The first half of the book went into great detail about his doctrinal journey. That’s important stuff, but it doesn’t make for compelling reading. The second half was more biographical and more interesting. The overall experience, however, was pretty Sahara-like. I’ve not read any other biographies of Luther, but if you’re looking for one I think I’d look somewhere else. Or you could develop a little better attention span than I have and enjoy the book more.
By the way, I’m not the only one who found the book less than gripping. Here’s an actual review on Amazon meant to promote the book:
Herman Selderhuis gives a well-organized, source-based short account of Luther’s life, putting him into his context. Written by one of the most respected international scholars in Reformation history, this book may be fruitfully used as an introduction to Luther’s life.
—Volker Leppin, theologian and professor of church history, Eberhard Karls University of Tübingen; president, Interdisciplinary Medieval Association
Makes you want to run out and buy it, doesn’t it?
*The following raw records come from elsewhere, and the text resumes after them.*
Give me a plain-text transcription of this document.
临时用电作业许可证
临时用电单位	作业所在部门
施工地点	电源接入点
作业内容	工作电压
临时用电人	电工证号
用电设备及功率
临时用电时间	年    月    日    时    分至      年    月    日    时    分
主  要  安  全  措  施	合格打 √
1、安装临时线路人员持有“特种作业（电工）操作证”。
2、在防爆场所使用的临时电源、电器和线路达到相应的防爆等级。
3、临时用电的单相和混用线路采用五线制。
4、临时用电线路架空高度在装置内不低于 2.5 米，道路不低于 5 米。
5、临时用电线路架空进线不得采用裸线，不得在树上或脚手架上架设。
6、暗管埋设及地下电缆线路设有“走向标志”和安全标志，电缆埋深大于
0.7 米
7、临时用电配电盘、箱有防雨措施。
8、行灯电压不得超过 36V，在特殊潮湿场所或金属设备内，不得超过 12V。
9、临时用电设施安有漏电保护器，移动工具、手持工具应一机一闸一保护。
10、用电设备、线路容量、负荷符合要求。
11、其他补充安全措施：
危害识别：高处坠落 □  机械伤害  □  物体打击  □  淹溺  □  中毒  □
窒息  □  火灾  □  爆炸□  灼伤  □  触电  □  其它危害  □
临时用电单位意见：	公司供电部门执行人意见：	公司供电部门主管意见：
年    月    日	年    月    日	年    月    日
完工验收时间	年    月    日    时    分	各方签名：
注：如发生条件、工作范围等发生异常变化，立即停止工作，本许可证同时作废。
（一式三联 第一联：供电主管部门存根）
That’s a PROMOTIONAL review.
One nugget I did glean from the book – did you know Luther didn’t really nail his 95 theses on the door of the Castle Church at Wittenberg? He likely gave it to an official at the church to be posted on a public board at the church. Apparently they didn’t nail things on the door – that’s not how things were publicized. Now you have something to impress your friends with at your next cocktail party.